By now - half-way through the final quarter - the number of unemployed is almost certainly below the 200,000 threshold. Another positive trend worth highlighting is the geographic spread of the jobs recovery. It is very frequently said (but infrequently said with much in the way of hard evidence) that the recovery is Dublin-centred and not being felt outside the capital and other urban conurbations. However, the breakdown of the jobs data into eight regions is one of the few good indicators we have for sub-national economic activity.

As the second chart shows (no seasonally adjusted data are available), three of the eight regions have enjoyed stronger employment growth than Dublin in the three years since the post-crash low point. The only region to have had no recovery in employment is the west.

If folk in Connacht can grumble, there was mercifully little else in the way of bad news in the huge range of labour market figures published last Tuesday. Among the most positive development has been the broad sectoral nature of the jobs expansion.

The headline figures are broken down into 13 different sectors and one miscellaneous category. Of the 14, just two did not show growth on either a quarterly or an annual basis (they were distribution, and the broad financial services sector, which includes the real estate industry).

Let's get the less good news out of the way first. The retail and wholesale sector is the single biggest sectoral employer, accounting for over 270,000 jobs. But despite the surge in retail sales over the past few years, there has been no net job creation in the industry in over half a decade.

That it has failed to claw back any of the 50,000 net jobs lost during the crash is somewhat curious, given demand conditions. Plausible explanations include consolidation in the industry - as German discounters push smaller and less efficient operators out of business - and the switch to online retailing. Much more positive has been the trend in the manufacturing sector, the economy's second biggest employer.

Despite fears about the rise of robots and other job-destroying technologies, the industry sector continued to bounce back sharply in the third quarter of the year, adding more than 4,000 net jobs in just three months.

That brought headcount back above the quarter of a million mark for the first time since 2009. Since the bottom was hit in the jobs market, more than 20,000 net job gains have been made in industry. The departure of the Web Summit gave cause to dig a little deeper into the IT jobs numbers. Unsurprisingly, given its customer base being mostly international, the tech sector was among those least affected by the collapse in domestic demand from 2008.

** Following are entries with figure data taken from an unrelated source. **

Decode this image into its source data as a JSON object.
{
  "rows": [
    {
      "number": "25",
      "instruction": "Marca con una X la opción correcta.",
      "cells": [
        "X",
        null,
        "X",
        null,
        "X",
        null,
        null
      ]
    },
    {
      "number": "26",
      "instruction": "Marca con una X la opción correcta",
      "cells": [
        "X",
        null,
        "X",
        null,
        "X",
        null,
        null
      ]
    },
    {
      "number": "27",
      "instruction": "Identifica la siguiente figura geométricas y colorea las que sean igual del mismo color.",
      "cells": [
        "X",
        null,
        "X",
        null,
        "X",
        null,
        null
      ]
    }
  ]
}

But for all the talk about the growth potential in that industry, it still employs relatively few, accounting for just 4pc of total employment in the economy. Nor has it been particularly fast growing when it comes to jobs. Over a full decade it has added fewer than 20,000 net new jobs.

Yet another slight surprise was the number of foreigners employed in the sector.

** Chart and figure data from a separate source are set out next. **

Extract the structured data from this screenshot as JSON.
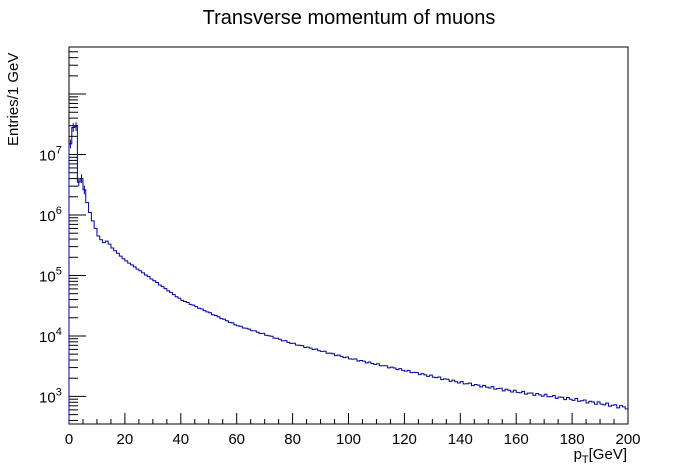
{
  "chart_data": {
    "type": "histogram",
    "title": "Transverse momentum of muons",
    "xlabel_main": "p",
    "xlabel_sub": "T",
    "xlabel_unit": "[GeV]",
    "ylabel": "Entries/1 GeV",
    "xlim": [
      0,
      200
    ],
    "ylim": [
      350,
      600000000
    ],
    "y_scale": "log",
    "bin_width": 1,
    "grid": false,
    "x_ticks": [
      "0",
      "20",
      "40",
      "60",
      "80",
      "100",
      "120",
      "140",
      "160",
      "180",
      "200"
    ],
    "y_tick_labels": [
      {
        "base": "10",
        "exp": "3",
        "value": 1000
      },
      {
        "base": "10",
        "exp": "4",
        "value": 10000
      },
      {
        "base": "10",
        "exp": "5",
        "value": 100000
      },
      {
        "base": "10",
        "exp": "6",
        "value": 1000000
      },
      {
        "base": "10",
        "exp": "7",
        "value": 10000000
      }
    ],
    "line_color": "#000099",
    "bins_leading": [
      15000000.0,
      28000000.0,
      29000000.0,
      3500000.0,
      4000000.0,
      2600000.0,
      1600000.0,
      1100000.0,
      800000.0,
      600000.0,
      450000.0,
      390000.0,
      350000.0,
      370000.0,
      330000.0
    ],
    "bins_tail_fit": {
      "anchors": [
        [
          15,
          300000.0
        ],
        [
          20,
          180000.0
        ],
        [
          40,
          40000.0
        ],
        [
          60,
          15000.0
        ],
        [
          80,
          7500.0
        ],
        [
          100,
          4300.0
        ],
        [
          120,
          2700.0
        ],
        [
          140,
          1700.0
        ],
        [
          160,
          1200.0
        ],
        [
          180,
          900
        ],
        [
          200,
          650
        ]
      ]
    }
  }
}
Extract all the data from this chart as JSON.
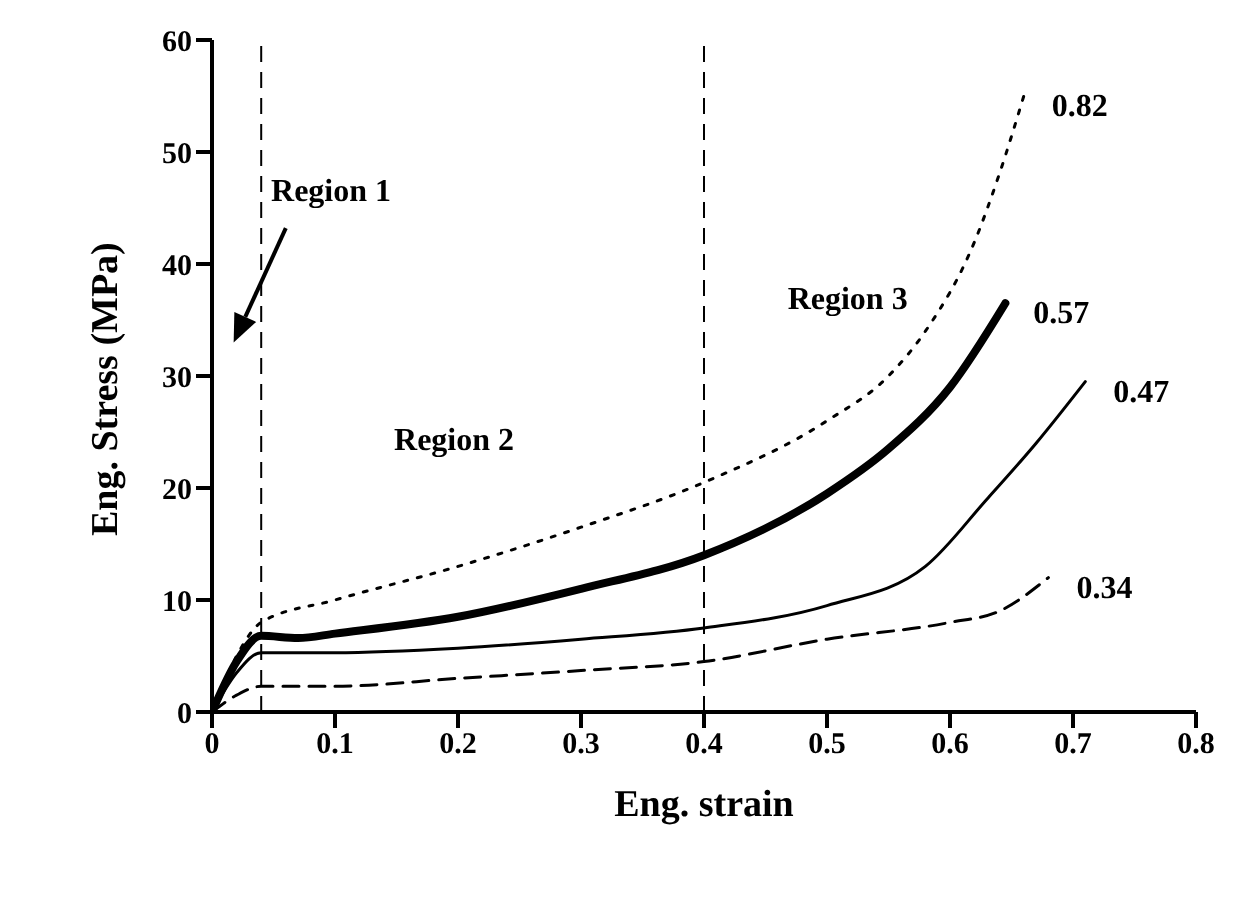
{
  "chart_data": {
    "type": "line",
    "xlabel": "Eng. strain",
    "ylabel": "Eng. Stress (MPa)",
    "xlim": [
      0,
      0.8
    ],
    "xticks": [
      0,
      0.1,
      0.2,
      0.3,
      0.4,
      0.5,
      0.6,
      0.7,
      0.8
    ],
    "ylim": [
      0,
      60
    ],
    "yticks": [
      0,
      10,
      20,
      30,
      40,
      50,
      60
    ],
    "grid": false,
    "legend": false,
    "marker": "none",
    "series": [
      {
        "name": "0.82",
        "color": "#000000",
        "line_style": "dotted",
        "x": [
          0,
          0.02,
          0.04,
          0.1,
          0.2,
          0.3,
          0.4,
          0.5,
          0.55,
          0.58,
          0.62,
          0.64,
          0.66
        ],
        "values": [
          0,
          5,
          8,
          10,
          13,
          16.5,
          20.5,
          26,
          30,
          34,
          42,
          48,
          55
        ]
      },
      {
        "name": "0.57",
        "color": "#000000",
        "line_style": "solid",
        "x": [
          0,
          0.02,
          0.04,
          0.07,
          0.1,
          0.2,
          0.3,
          0.4,
          0.5,
          0.55,
          0.6,
          0.645
        ],
        "values": [
          0,
          4.5,
          6.8,
          6.6,
          7,
          8.5,
          11,
          14,
          19.5,
          23.5,
          29,
          36.5
        ]
      },
      {
        "name": "0.47",
        "color": "#000000",
        "line_style": "solid",
        "x": [
          0,
          0.02,
          0.04,
          0.1,
          0.2,
          0.3,
          0.4,
          0.5,
          0.58,
          0.63,
          0.67,
          0.71
        ],
        "values": [
          0,
          3.5,
          5.3,
          5.3,
          5.7,
          6.5,
          7.5,
          9.5,
          13,
          19,
          24,
          29.5
        ]
      },
      {
        "name": "0.34",
        "color": "#000000",
        "line_style": "dashed",
        "x": [
          0,
          0.02,
          0.04,
          0.1,
          0.2,
          0.3,
          0.4,
          0.5,
          0.6,
          0.64,
          0.68
        ],
        "values": [
          0,
          1.5,
          2.3,
          2.3,
          3,
          3.7,
          4.5,
          6.5,
          8,
          9,
          12
        ]
      }
    ],
    "ref_lines": [
      {
        "axis": "x",
        "value": 0.04,
        "line_style": "dashed",
        "color": "#000000"
      },
      {
        "axis": "x",
        "value": 0.4,
        "line_style": "dashed",
        "color": "#000000"
      }
    ],
    "annotations": [
      "Region 1",
      "Region 2",
      "Region 3"
    ]
  }
}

Although one might think when trying to get a table in a restaurant anywhere near "silicon docks" that young continentals dominate the industry, there were in fact fewer than 18,000 non-nationals employed in the sector as of the third quarter (or around one in five).

Despite the highly internationalised nature of sales-driven functions of the industry located here - which can often require mother tongue language skill levels - it is noteworthy that the share of foreign workers is not all that much higher than in the overall population.

A final related point is also worth noting. In the third quarter, the year-on-year growth rate in non-national employment accelerated strongly, to 6pc (this breakdown is not seasonally adjusted). That was well over twice the rate of growth (2.4pc) of employment growth among Irish workers.

This could suggest that foreign workers are beginning to come here in larger numbers to take up available opportunities.

During the long expansion up to 2008, too little was done to facilitate, coax and nudge Irish adults who were not working to take the copious opportunities that then existed.

The structure of the welfare/jobseeker system has improved in that regard, but it is only as the labour market tightens that the effects will become clear. It is an issue worth keeping a close eye on.